Although the daily homicide rate has declined sharply since 30 leaders of the MS-13 and Barrio 18 gangs were transported to a more relaxed prison facility in March, reports of extortion have continued and even risen in some departments, according to the country's Attorney General.
Transportation unions in particular have reported an increase in the monetary losses incurred by gang extortions.
Straying from prior denials of government involvement in the negotiations, La Prensa Grafica reports that Justice and Security Minister David Munguia Payes has stated that “the government cannot sit down to negotiate with criminal groups, but if other institutions do, we will facilitate the dialogue.” The Church and former congressman Raul Mijango have already initiated efforts to negotiate a reduction in extortions with the gangs.
Munguia claimed that he is unsure of what the gang leaders will ask for in exchange for a reduction in extortions, but the government is prepared to do whatever is necessary to facilitate a dialogue, so long as concessions remain within the scope of the law.

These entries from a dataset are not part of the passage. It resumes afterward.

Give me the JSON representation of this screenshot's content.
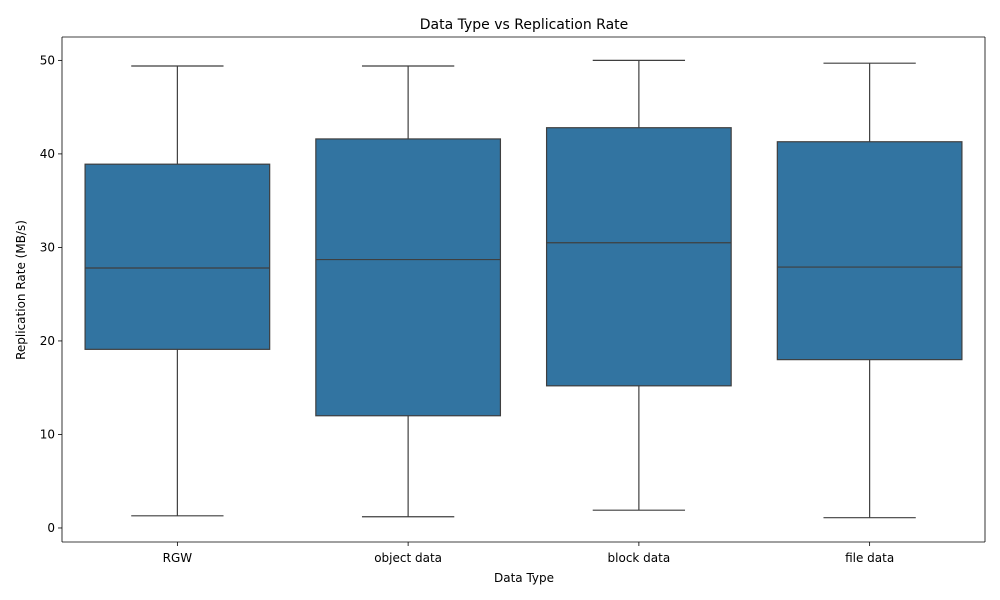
{
  "chart_data": {
    "type": "box",
    "title": "Data Type vs Replication Rate",
    "xlabel": "Data Type",
    "ylabel": "Replication Rate (MB/s)",
    "ylim": [
      -1.5,
      52.5
    ],
    "yticks": [
      0,
      10,
      20,
      30,
      40,
      50
    ],
    "grid": false,
    "legend": "none",
    "box_color": "#3274a1",
    "line_color": "#3f3f3f",
    "categories": [
      "RGW",
      "object data",
      "block data",
      "file data"
    ],
    "series": [
      {
        "values": [
          {
            "min": 1.3,
            "q1": 19.1,
            "median": 27.8,
            "q3": 38.9,
            "max": 49.4
          },
          {
            "min": 1.2,
            "q1": 12.0,
            "median": 28.7,
            "q3": 41.6,
            "max": 49.4
          },
          {
            "min": 1.9,
            "q1": 15.2,
            "median": 30.5,
            "q3": 42.8,
            "max": 50.0
          },
          {
            "min": 1.1,
            "q1": 18.0,
            "median": 27.9,
            "q3": 41.3,
            "max": 49.7
          }
        ]
      }
    ]
  }
}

Currently, the government is considering some “gestures of goodwill” that gang leaders have requested, such as allowing imprisoned gangsters to be visited by their children, or lengthening the allowed visit time.
According to the minister, all the dialogue can do is “create opportunities.” If negotiations through Mijango and the Church are fruitless, the government will be forced to explore other options. However, he is convinced that the reduction in homicides that resulted from the truce can only be followed by a reduction in extortion, auto theft, and illicit arms acquisition.
The Salvadoran government’s continued facilitation of the discussion between the Church and the country’s two largest street gangs points to the state’s deepening investment in the deal.
The consideration of new concessions to curtail gang extortion also sheds light on the leverage that the gangs have in the negotiations.
Minister Munguia appears confident that dialogue between the Church and the gang leaders will lead to the decline of several criminal activities, but brokering a truce between two gangs at war is very different from convincing the groups to cease the activities that dictate their way of life.
Each of the myriad illicit activities that Salvadoran gangs engage in may require new government concessions.
As Insight has suggested, inadvertently delegating this kind of political power to gangs could compromise the justice system, as well as any peace that has already resulted from the negotiations.